October 28, 2011 at 6:34 pm
ari
Those are Wordles? I thought they were word clouds.
Whatever, man. As far as I’m concerned, it’s all stuff the kids do on my lawn.
October 28, 2011 at 6:37 pm
ari
Anyway, I changed my mind. I think these findings are the foundation upon which I shall write a great work of history.
October 28, 2011 at 6:47 pm
urbino
Plaudits and whatnot!
October 28, 2011 at 9:20 pm
Vance Maverick
These are always fun. Is the angle chosen by the software, or by you?
The paintings I see most frequently these days are whatever’s on show at the Dolores Park Cafe. Right now it’s Alicia Buelow, and her pictures there have an unfortunate resemblance to these cloudles. They’re decent-looking, but not more so than these clusters cranked out by the thousand by a mechanized text scanner….
October 28, 2011 at 9:21 pm
Vance Maverick
By the way, all you people who have complained about the lack of a comment preview/editing function on this blog, let me tell you, it’s great.

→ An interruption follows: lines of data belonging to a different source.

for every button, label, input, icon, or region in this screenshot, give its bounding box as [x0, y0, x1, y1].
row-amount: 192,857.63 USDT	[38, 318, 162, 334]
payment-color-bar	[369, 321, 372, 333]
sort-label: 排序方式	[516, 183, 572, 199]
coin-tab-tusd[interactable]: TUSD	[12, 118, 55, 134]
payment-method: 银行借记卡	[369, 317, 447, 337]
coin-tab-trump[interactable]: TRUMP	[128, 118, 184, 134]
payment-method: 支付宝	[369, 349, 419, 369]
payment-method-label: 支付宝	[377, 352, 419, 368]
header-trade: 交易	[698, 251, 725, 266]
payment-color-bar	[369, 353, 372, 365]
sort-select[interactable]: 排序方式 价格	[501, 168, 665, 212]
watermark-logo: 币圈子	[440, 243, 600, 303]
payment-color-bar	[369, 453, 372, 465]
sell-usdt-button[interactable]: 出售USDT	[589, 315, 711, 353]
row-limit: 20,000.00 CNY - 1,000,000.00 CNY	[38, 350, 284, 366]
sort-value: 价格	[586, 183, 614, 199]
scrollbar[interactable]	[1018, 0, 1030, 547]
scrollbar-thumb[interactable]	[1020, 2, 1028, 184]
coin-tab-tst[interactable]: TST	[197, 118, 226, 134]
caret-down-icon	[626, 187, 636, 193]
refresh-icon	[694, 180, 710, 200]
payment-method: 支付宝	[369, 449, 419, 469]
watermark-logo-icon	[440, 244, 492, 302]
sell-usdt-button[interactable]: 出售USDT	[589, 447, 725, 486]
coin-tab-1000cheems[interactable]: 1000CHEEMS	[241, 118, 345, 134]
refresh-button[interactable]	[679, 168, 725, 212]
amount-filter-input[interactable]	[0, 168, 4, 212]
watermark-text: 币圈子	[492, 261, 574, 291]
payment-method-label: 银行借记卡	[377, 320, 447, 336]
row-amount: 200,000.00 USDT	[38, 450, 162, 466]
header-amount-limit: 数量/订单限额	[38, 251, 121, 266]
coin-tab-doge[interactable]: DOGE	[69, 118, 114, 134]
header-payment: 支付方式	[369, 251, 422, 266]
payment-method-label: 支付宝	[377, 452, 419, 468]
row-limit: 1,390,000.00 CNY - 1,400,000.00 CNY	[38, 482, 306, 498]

October 28, 2011 at 9:33 pm
andrew
“word cloud” is a more general term. Wordles actually try to look nice. I’m not sure if the proportions are exact, though, so you might not be able to draw much in the way of conclusions from that. It’s certainly possible to design word clouds where everything is exactly proportional, but that probably leads to ugliness.
November 1, 2011 at 7:45 am
jroth95
If you do FDR’s first inaugural, the Wordle forms the words, “Lincoln was better”.